How much of a difference does this make when we're usually taking single rows found via an index?
Hm. Good point. I haven't thought about it in that much detail -- I've only been "taught" this from experience on LJ. I think it has something to do with hard disk seeks and stuff -- very technical. Regardless, though, it should be clear that at least *updating* a table with variable-length fields is quite a lot more complex than updating one without.
- Store translated website text, so translators don't have to dig
through PHP code and submit a file to the mailing list.
We certainly could do this, though there are performance concerns whenever the idea is brought up. Caching the strings in shared memory may alleviate this.
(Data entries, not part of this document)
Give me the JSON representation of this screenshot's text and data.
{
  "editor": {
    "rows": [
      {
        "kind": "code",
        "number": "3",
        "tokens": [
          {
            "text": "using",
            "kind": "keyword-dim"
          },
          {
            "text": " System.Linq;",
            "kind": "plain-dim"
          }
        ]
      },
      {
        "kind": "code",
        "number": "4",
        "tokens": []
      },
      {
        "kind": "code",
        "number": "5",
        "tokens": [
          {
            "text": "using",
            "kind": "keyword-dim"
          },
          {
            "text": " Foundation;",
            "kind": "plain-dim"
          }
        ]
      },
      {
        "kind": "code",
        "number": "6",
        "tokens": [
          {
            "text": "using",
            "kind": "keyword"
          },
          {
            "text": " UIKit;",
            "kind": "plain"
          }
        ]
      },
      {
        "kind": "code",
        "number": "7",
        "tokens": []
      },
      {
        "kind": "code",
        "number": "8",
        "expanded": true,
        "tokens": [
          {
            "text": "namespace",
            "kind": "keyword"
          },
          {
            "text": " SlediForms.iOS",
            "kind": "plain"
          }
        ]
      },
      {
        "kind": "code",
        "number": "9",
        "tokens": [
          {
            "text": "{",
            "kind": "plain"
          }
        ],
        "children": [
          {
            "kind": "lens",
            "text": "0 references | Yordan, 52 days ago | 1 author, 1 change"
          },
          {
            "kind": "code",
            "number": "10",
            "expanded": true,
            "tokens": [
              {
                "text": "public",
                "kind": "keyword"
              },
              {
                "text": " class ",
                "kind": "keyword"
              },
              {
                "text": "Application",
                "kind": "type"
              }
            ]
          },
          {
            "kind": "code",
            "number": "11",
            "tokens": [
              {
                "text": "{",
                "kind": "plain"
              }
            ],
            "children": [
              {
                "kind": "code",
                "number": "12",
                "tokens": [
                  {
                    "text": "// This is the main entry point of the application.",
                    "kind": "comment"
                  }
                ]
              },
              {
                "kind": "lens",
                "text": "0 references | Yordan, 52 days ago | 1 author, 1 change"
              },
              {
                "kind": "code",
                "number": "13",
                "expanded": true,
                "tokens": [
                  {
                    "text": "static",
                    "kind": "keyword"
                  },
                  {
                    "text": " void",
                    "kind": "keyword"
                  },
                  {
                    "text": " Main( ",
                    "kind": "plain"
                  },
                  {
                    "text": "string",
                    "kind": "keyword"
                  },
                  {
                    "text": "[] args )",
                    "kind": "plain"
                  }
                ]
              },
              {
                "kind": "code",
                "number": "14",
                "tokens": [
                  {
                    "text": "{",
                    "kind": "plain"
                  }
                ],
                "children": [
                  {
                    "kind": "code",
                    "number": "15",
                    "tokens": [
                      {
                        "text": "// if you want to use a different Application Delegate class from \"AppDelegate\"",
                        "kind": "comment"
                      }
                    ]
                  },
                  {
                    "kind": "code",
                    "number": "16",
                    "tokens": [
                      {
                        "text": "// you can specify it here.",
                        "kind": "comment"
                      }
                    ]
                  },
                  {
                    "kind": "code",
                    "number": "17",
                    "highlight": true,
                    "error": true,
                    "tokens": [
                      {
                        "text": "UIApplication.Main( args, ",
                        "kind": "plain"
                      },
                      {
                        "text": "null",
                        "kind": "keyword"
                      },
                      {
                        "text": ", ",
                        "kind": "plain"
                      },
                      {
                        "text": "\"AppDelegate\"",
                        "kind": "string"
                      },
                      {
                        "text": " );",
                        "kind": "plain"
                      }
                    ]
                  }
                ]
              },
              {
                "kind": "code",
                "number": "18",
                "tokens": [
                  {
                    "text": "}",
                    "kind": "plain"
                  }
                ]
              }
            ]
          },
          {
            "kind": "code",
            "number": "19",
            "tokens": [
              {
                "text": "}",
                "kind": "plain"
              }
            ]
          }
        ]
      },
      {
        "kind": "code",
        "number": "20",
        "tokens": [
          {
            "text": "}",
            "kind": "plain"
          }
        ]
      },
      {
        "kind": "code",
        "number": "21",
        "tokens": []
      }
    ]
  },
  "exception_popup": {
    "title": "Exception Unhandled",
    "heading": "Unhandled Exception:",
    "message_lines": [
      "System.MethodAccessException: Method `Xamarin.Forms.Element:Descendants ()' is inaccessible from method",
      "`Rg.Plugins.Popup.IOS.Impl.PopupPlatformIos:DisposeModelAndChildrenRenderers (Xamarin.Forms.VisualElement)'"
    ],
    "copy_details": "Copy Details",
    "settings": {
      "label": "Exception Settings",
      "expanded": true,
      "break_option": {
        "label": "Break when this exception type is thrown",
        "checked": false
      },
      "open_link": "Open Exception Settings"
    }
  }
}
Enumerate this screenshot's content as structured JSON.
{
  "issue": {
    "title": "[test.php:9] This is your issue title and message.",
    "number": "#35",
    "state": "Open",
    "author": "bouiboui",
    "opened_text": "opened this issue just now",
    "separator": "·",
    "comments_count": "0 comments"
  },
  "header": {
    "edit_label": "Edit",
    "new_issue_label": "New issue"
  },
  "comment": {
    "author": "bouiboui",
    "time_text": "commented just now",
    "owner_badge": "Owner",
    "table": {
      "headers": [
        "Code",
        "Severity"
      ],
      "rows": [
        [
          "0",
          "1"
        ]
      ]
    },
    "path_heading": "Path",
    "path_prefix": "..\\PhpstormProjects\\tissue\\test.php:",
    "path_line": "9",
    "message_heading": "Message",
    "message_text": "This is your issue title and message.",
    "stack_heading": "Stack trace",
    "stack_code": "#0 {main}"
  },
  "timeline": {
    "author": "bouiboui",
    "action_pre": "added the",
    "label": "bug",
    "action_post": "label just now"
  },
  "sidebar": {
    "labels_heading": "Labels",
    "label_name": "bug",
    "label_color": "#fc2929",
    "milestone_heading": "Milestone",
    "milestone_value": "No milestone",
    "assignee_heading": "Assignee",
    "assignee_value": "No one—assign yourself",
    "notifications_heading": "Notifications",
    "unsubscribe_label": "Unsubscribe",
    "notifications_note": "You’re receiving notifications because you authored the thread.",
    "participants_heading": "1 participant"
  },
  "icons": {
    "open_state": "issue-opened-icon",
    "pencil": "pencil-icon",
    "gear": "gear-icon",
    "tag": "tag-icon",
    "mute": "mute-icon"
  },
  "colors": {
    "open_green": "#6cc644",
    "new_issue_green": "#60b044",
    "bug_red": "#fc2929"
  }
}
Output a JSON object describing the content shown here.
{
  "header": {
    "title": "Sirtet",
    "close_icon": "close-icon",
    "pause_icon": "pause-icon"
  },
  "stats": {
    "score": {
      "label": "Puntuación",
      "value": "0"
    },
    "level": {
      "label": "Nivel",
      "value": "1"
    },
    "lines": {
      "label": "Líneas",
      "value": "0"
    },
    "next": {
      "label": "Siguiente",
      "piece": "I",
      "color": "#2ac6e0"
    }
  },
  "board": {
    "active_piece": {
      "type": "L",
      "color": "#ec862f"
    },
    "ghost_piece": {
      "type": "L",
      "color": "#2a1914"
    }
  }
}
It's worked perfectly on LJ ever since it was introduced. Additionally, I'm keeping MemCacheD in mind while thinking this all through. It would probably keep all the text in memory all the time.
There's been some talk of adapting the translation system we use at some of Esperanto cxe Interreto's sites, such as http://lernu.net/, so the interface and source-file-scanner doesn't have to be written from scratch.
Well, one of the problems I find with that system is that it is too easily vandalisable. If you vandalise a single Wiki page, that doesn't matter too much, it can be reverted within a few minutes, but if you vandalise, say, the wording of the "Edit this page" link, it would affect everybody who would visit Wikipedia within the minutes it takes someone to revert it.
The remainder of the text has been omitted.